Monday, November 17, 2008





I have learned to live each day as it comes, and not
to borrow trouble by dreading tomorrow. It is the dark
menace of the future that makes cowards of us.

- Dorothy Dix, advice columnist, born on this day.
1861, in Montgomery Co., TN

This is my eulogy and my tribute to Mt. Calvary Monastery and Retreat House. Founded in 1947, a year after I was born, by the Order of the Holy Cross (of which I was a member for 15 years), and having survived many fires, it was completely destroyed by fire on Friday, November 14th, 2008.

The Mount was a glorious place! It perched high on a hilltop above the historic Santa Barbara Mission, looking out over English Bay, and Goleta, backdropped by the hills of the Los Padres National Forest. Filled with Spanish colonial furniture and liturgical objects and books and paintings and icons, filled with light, scented with jasmine, and settled in an atmosphere of quietness and contemplation and beauty, it was a place where, no matter how one felt when arriving, it wrapped you in healing and peace and the balm of silence.
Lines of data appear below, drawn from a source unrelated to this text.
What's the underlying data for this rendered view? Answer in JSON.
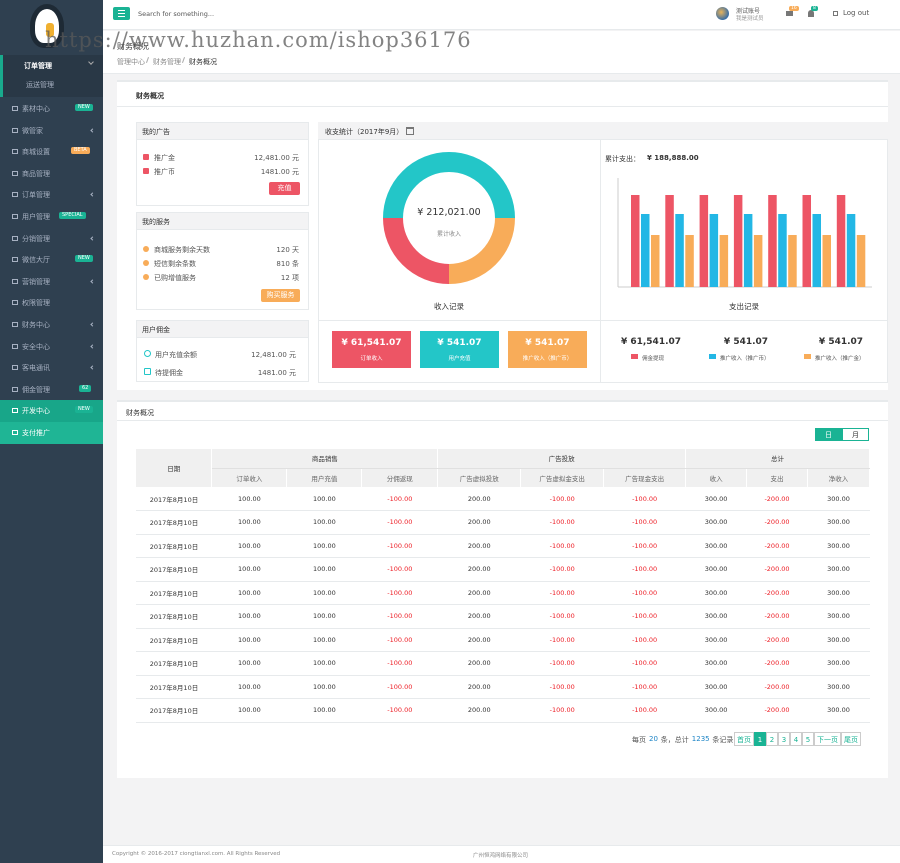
{
  "watermark": "https://www.huzhan.com/ishop36176",
  "sidebar": {
    "menu_open": "订单管理",
    "submenu": [
      "运送管理"
    ],
    "items": [
      {
        "label": "素材中心",
        "badge": "NEW",
        "badge_color": "#1ab394"
      },
      {
        "label": "微管家",
        "arrow": true
      },
      {
        "label": "商城设置",
        "badge": "BETA",
        "badge_color": "#f8ac59"
      },
      {
        "label": "商品管理"
      },
      {
        "label": "订单管理",
        "arrow": true
      },
      {
        "label": "用户管理",
        "badge": "SPECIAL",
        "badge_color": "#1ab394"
      },
      {
        "label": "分销管理",
        "arrow": true
      },
      {
        "label": "微信大厅",
        "badge": "NEW",
        "badge_color": "#1ab394"
      },
      {
        "label": "营销管理",
        "arrow": true
      },
      {
        "label": "权限管理"
      },
      {
        "label": "财务中心",
        "arrow": true
      },
      {
        "label": "安全中心",
        "arrow": true
      },
      {
        "label": "客电通讯",
        "arrow": true
      },
      {
        "label": "佣金管理",
        "badge": "62",
        "badge_color": "#1ab394"
      },
      {
        "label": "开发中心",
        "badge": "NEW",
        "badge_color": "#1ab394",
        "active": true
      },
      {
        "label": "支付推广",
        "active": true
      }
    ]
  },
  "topbar": {
    "search": "Search for something...",
    "user": "测试账号",
    "role": "我是测试员",
    "mail_count": "16",
    "bell_count": "8",
    "logout": "Log out"
  },
  "breadcrumb": {
    "title": "财务概况",
    "path": [
      "管理中心",
      "财务管理",
      "财务概况"
    ]
  },
  "overview": {
    "title": "财务概况",
    "ads": {
      "title": "我的广告",
      "rows": [
        [
          "推广金",
          "12,481.00 元"
        ],
        [
          "推广币",
          "1481.00 元"
        ]
      ],
      "button": "充值"
    },
    "services": {
      "title": "我的服务",
      "rows": [
        [
          "商城服务剩余天数",
          "120 天"
        ],
        [
          "短信剩余条数",
          "810 条"
        ],
        [
          "已购增值服务",
          "12 项"
        ]
      ],
      "button": "购买服务"
    },
    "commission": {
      "title": "用户佣金",
      "rows": [
        [
          "用户充值余额",
          "12,481.00 元"
        ],
        [
          "待提佣金",
          "1481.00 元"
        ]
      ]
    },
    "stats_title": "收支统计（2017年9月）",
    "income_cards": [
      {
        "value": "¥ 61,541.07",
        "label": "订单收入",
        "color": "#ed5565"
      },
      {
        "value": "¥ 541.07",
        "label": "用户充值",
        "color": "#23c6c8"
      },
      {
        "value": "¥ 541.07",
        "label": "推广收入（推广币）",
        "color": "#f8ac59"
      }
    ],
    "expense": {
      "total_label": "累计支出：",
      "total": "¥ 188,888.00",
      "items": [
        "¥ 61,541.07",
        "¥ 541.07",
        "¥ 541.07"
      ]
    }
  },
  "chart_data": [
    {
      "type": "pie",
      "donut": true,
      "title": "收入记录",
      "center_value": "¥ 212,021.00",
      "center_label": "累计收入",
      "values": [
        50,
        25,
        25
      ],
      "colors": [
        "#23c6c8",
        "#f8ac59",
        "#ed5565"
      ]
    },
    {
      "type": "bar",
      "title": "支出记录",
      "categories": [
        null,
        null,
        null,
        null,
        null,
        null,
        null
      ],
      "ylim": [
        0,
        100
      ],
      "series": [
        {
          "name": "佣金提现",
          "color": "#ed5565",
          "values": [
            92,
            92,
            92,
            92,
            92,
            92,
            92
          ]
        },
        {
          "name": "推广收入（推广币）",
          "color": "#23b7e5",
          "values": [
            73,
            73,
            73,
            73,
            73,
            73,
            73
          ]
        },
        {
          "name": "推广收入（推广金）",
          "color": "#f8ac59",
          "values": [
            52,
            52,
            52,
            52,
            52,
            52,
            52
          ]
        }
      ]
    }
  ],
  "table": {
    "title": "财务概况",
    "toggle": [
      "日",
      "月"
    ],
    "date_header": "日期",
    "groups": [
      {
        "name": "商品销售",
        "cols": [
          "订单收入",
          "用户充值",
          "分佣返现"
        ]
      },
      {
        "name": "广告投放",
        "cols": [
          "广告虚拟投放",
          "广告虚拟金支出",
          "广告现金支出"
        ]
      },
      {
        "name": "总计",
        "cols": [
          "收入",
          "支出",
          "净收入"
        ]
      }
    ],
    "rows": [
      [
        "2017年8月10日",
        "100.00",
        "100.00",
        "-100.00",
        "200.00",
        "-100.00",
        "-100.00",
        "300.00",
        "-200.00",
        "300.00"
      ],
      [
        "2017年8月10日",
        "100.00",
        "100.00",
        "-100.00",
        "200.00",
        "-100.00",
        "-100.00",
        "300.00",
        "-200.00",
        "300.00"
      ],
      [
        "2017年8月10日",
        "100.00",
        "100.00",
        "-100.00",
        "200.00",
        "-100.00",
        "-100.00",
        "300.00",
        "-200.00",
        "300.00"
      ],
      [
        "2017年8月10日",
        "100.00",
        "100.00",
        "-100.00",
        "200.00",
        "-100.00",
        "-100.00",
        "300.00",
        "-200.00",
        "300.00"
      ],
      [
        "2017年8月10日",
        "100.00",
        "100.00",
        "-100.00",
        "200.00",
        "-100.00",
        "-100.00",
        "300.00",
        "-200.00",
        "300.00"
      ],
      [
        "2017年8月10日",
        "100.00",
        "100.00",
        "-100.00",
        "200.00",
        "-100.00",
        "-100.00",
        "300.00",
        "-200.00",
        "300.00"
      ],
      [
        "2017年8月10日",
        "100.00",
        "100.00",
        "-100.00",
        "200.00",
        "-100.00",
        "-100.00",
        "300.00",
        "-200.00",
        "300.00"
      ],
      [
        "2017年8月10日",
        "100.00",
        "100.00",
        "-100.00",
        "200.00",
        "-100.00",
        "-100.00",
        "300.00",
        "-200.00",
        "300.00"
      ],
      [
        "2017年8月10日",
        "100.00",
        "100.00",
        "-100.00",
        "200.00",
        "-100.00",
        "-100.00",
        "300.00",
        "-200.00",
        "300.00"
      ],
      [
        "2017年8月10日",
        "100.00",
        "100.00",
        "-100.00",
        "200.00",
        "-100.00",
        "-100.00",
        "300.00",
        "-200.00",
        "300.00"
      ]
    ],
    "pagination": {
      "text": [
        "每页",
        "20",
        "条，总计",
        "1235",
        "条记录"
      ],
      "buttons": [
        "首页",
        "1",
        "2",
        "3",
        "4",
        "5",
        "下一页",
        "尾页"
      ]
    }
  },
  "footer": {
    "copyright": "Copyright © 2016-2017 ciongtianxl.com. All Rights Reserved",
    "company": "广州恒鸿网络有限公司"
  }
}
It was, to me, exquisite in every way.

Now it is gone, having changed very little in the 38 years since I first drove up its windy road to be enchanted by its utter beauty. How I remember standing by the wall as the sun rose out of thick white mist to bathe Mount Calvary in light, while the city below lay hidden.
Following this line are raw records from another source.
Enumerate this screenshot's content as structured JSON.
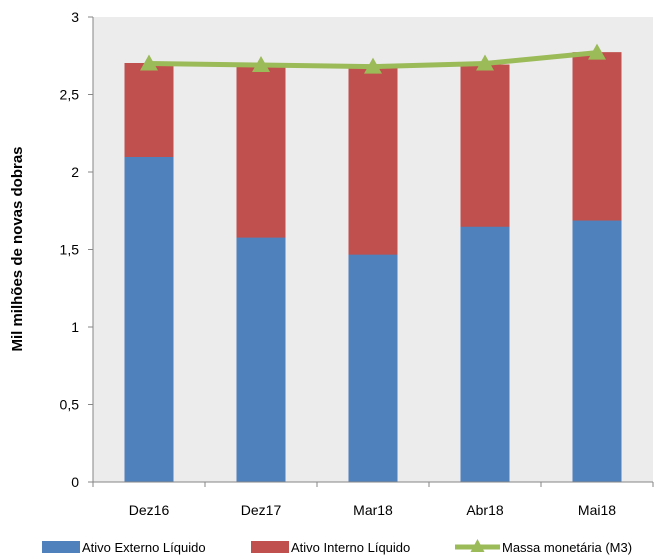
{
  "chart_data": {
    "type": "bar",
    "stacked": true,
    "categories": [
      "Dez16",
      "Dez17",
      "Mar18",
      "Abr18",
      "Mai18"
    ],
    "ylabel": "Mil milhões de novas dobras",
    "xlabel": "",
    "ylim": [
      0,
      3
    ],
    "yticks": [
      "0",
      "0,5",
      "1",
      "1,5",
      "2",
      "2,5",
      "3"
    ],
    "ytick_values": [
      0,
      0.5,
      1,
      1.5,
      2,
      2.5,
      3
    ],
    "grid": false,
    "legend_position": "bottom",
    "series": [
      {
        "name": "Ativo Externo Líquido",
        "kind": "bar",
        "color": "#4f81bd",
        "values": [
          2.1,
          1.58,
          1.47,
          1.65,
          1.69
        ]
      },
      {
        "name": "Ativo Interno Líquido",
        "kind": "bar",
        "color": "#c0504d",
        "values": [
          0.6,
          1.11,
          1.2,
          1.04,
          1.08
        ]
      },
      {
        "name": "Massa monetária (M3)",
        "kind": "line",
        "color": "#9bbb59",
        "values": [
          2.7,
          2.69,
          2.68,
          2.7,
          2.77
        ]
      }
    ]
  }
}
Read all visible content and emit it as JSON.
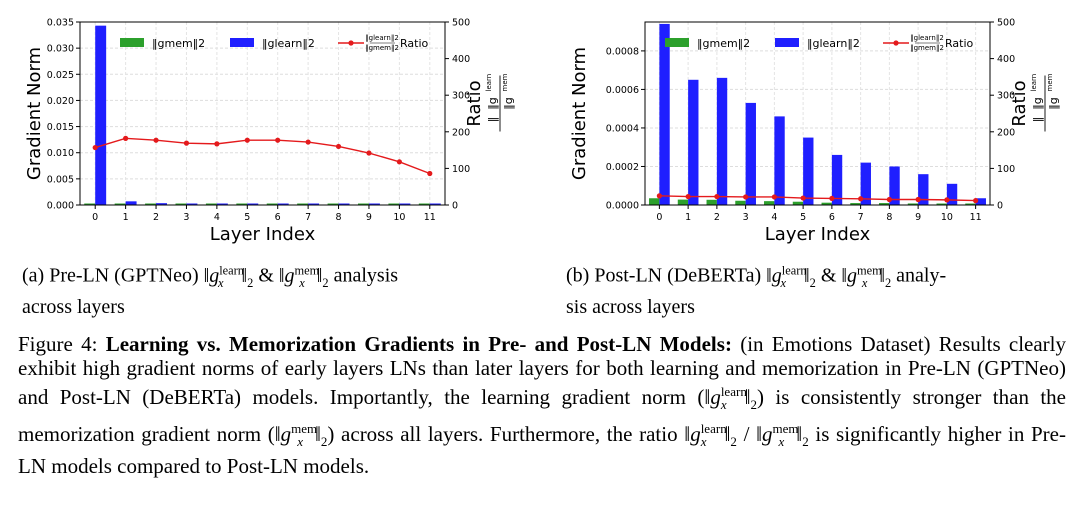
{
  "chart_data": [
    {
      "id": "a",
      "type": "bar",
      "variant": "Pre-LN (GPTNeo)",
      "xlabel": "Layer Index",
      "ylabel": "Gradient Norm",
      "y2label": "Ratio",
      "ylim": [
        0,
        0.035
      ],
      "y2lim": [
        0,
        500
      ],
      "yticks": [
        "0.000",
        "0.005",
        "0.010",
        "0.015",
        "0.020",
        "0.025",
        "0.030",
        "0.035"
      ],
      "y2ticks": [
        "0",
        "100",
        "200",
        "300",
        "400",
        "500"
      ],
      "categories": [
        "0",
        "1",
        "2",
        "3",
        "4",
        "5",
        "6",
        "7",
        "8",
        "9",
        "10",
        "11"
      ],
      "series": [
        {
          "name": "||g^mem||2",
          "kind": "bar",
          "color": "#2ca02c",
          "values": [
            8e-05,
            8e-05,
            3e-05,
            2e-05,
            2e-05,
            2e-05,
            2e-05,
            1e-05,
            1e-05,
            1e-05,
            1e-05,
            1e-05
          ]
        },
        {
          "name": "||g^learn||2",
          "kind": "bar",
          "color": "#1f1fff",
          "values": [
            0.0343,
            0.0007,
            0.00035,
            0.00025,
            0.0002,
            0.00018,
            0.00015,
            0.00012,
            0.0001,
            8e-05,
            7e-05,
            6e-05
          ]
        },
        {
          "name": "Ratio",
          "kind": "line",
          "axis": "right",
          "color": "#e41a1c",
          "values": [
            157,
            182,
            177,
            169,
            167,
            177,
            177,
            172,
            160,
            142,
            118,
            86
          ]
        }
      ]
    },
    {
      "id": "b",
      "type": "bar",
      "variant": "Post-LN (DeBERTa)",
      "xlabel": "Layer Index",
      "ylabel": "Gradient Norm",
      "y2label": "Ratio",
      "ylim": [
        0,
        0.00095
      ],
      "y2lim": [
        0,
        500
      ],
      "yticks": [
        "0.0000",
        "0.0002",
        "0.0004",
        "0.0006",
        "0.0008"
      ],
      "y2ticks": [
        "0",
        "100",
        "200",
        "300",
        "400",
        "500"
      ],
      "categories": [
        "0",
        "1",
        "2",
        "3",
        "4",
        "5",
        "6",
        "7",
        "8",
        "9",
        "10",
        "11"
      ],
      "series": [
        {
          "name": "||g^mem||2",
          "kind": "bar",
          "color": "#2ca02c",
          "values": [
            3.5e-05,
            2.8e-05,
            2.7e-05,
            2.2e-05,
            2e-05,
            1.7e-05,
            1.2e-05,
            1e-05,
            1e-05,
            8e-06,
            7e-06,
            5e-06
          ]
        },
        {
          "name": "||g^learn||2",
          "kind": "bar",
          "color": "#1f1fff",
          "values": [
            0.00094,
            0.00065,
            0.00066,
            0.00053,
            0.00046,
            0.00035,
            0.00026,
            0.00022,
            0.0002,
            0.00016,
            0.00011,
            3.5e-05
          ]
        },
        {
          "name": "Ratio",
          "kind": "line",
          "axis": "right",
          "color": "#e41a1c",
          "values": [
            25,
            23,
            23,
            22,
            22,
            19,
            18,
            17,
            15,
            15,
            14,
            12
          ]
        }
      ]
    }
  ],
  "legend": {
    "mem_text": "‖g",
    "mem_sup": "mem",
    "mem_tail": "‖",
    "mem_sub": "2",
    "learn_text": "‖g",
    "learn_sup": "learn",
    "learn_tail": "‖",
    "learn_sub": "2",
    "ratio_label": "Ratio"
  },
  "captions": {
    "a_prefix": "(a) Pre-LN (GPTNeo)",
    "a_suffix": "analysis",
    "a_line2": "across layers",
    "b_prefix": "(b) Post-LN (DeBERTa)",
    "b_suffix": "analy-",
    "b_line2": "sis across layers",
    "amp": "&",
    "g": "g",
    "x": "x",
    "learn": "learn",
    "mem": "mem",
    "two": "2",
    "figure_label": "Figure 4:",
    "figure_title": "Learning vs. Memorization Gradients in Pre- and Post-LN Models:",
    "fig_t1": "(in Emotions Dataset) Results clearly exhibit high gradient norms of early layers LNs than later layers for both learning and memorization in Pre-LN (GPTNeo) and Post-LN (DeBERTa) models. Importantly, the learning gradient norm (",
    "fig_t2": ") is consistently stronger than the memorization gradient norm (",
    "fig_t3": ") across all layers. Furthermore, the ratio",
    "fig_t4": "is significantly higher in Pre-LN models compared to Post-LN models."
  }
}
What will happen now is as yet undetermined. We are all still, including the brothers, in shock. But, Jesus Himself reminded us not to worry about tomorrow, that today has enough worries of its own. Live in the Present moment – which, in Christianity, is all there is, since the Present Moment includes all Time and Space.

For us, there is no “menace of the future”. It will unfold. The brothers will seek God’s guidance. They will make their decisions. The future is not fearful, nor makes us cowards. Things come things go, including our lives at sometimes unexpected moments. Any of us who have embraced the Gospel know that they are to be held lightly – but thoroughly enjoyed.

Thank you, exquisite Mt. Calvary. We have treasured you. Whatever future unfolds is ok.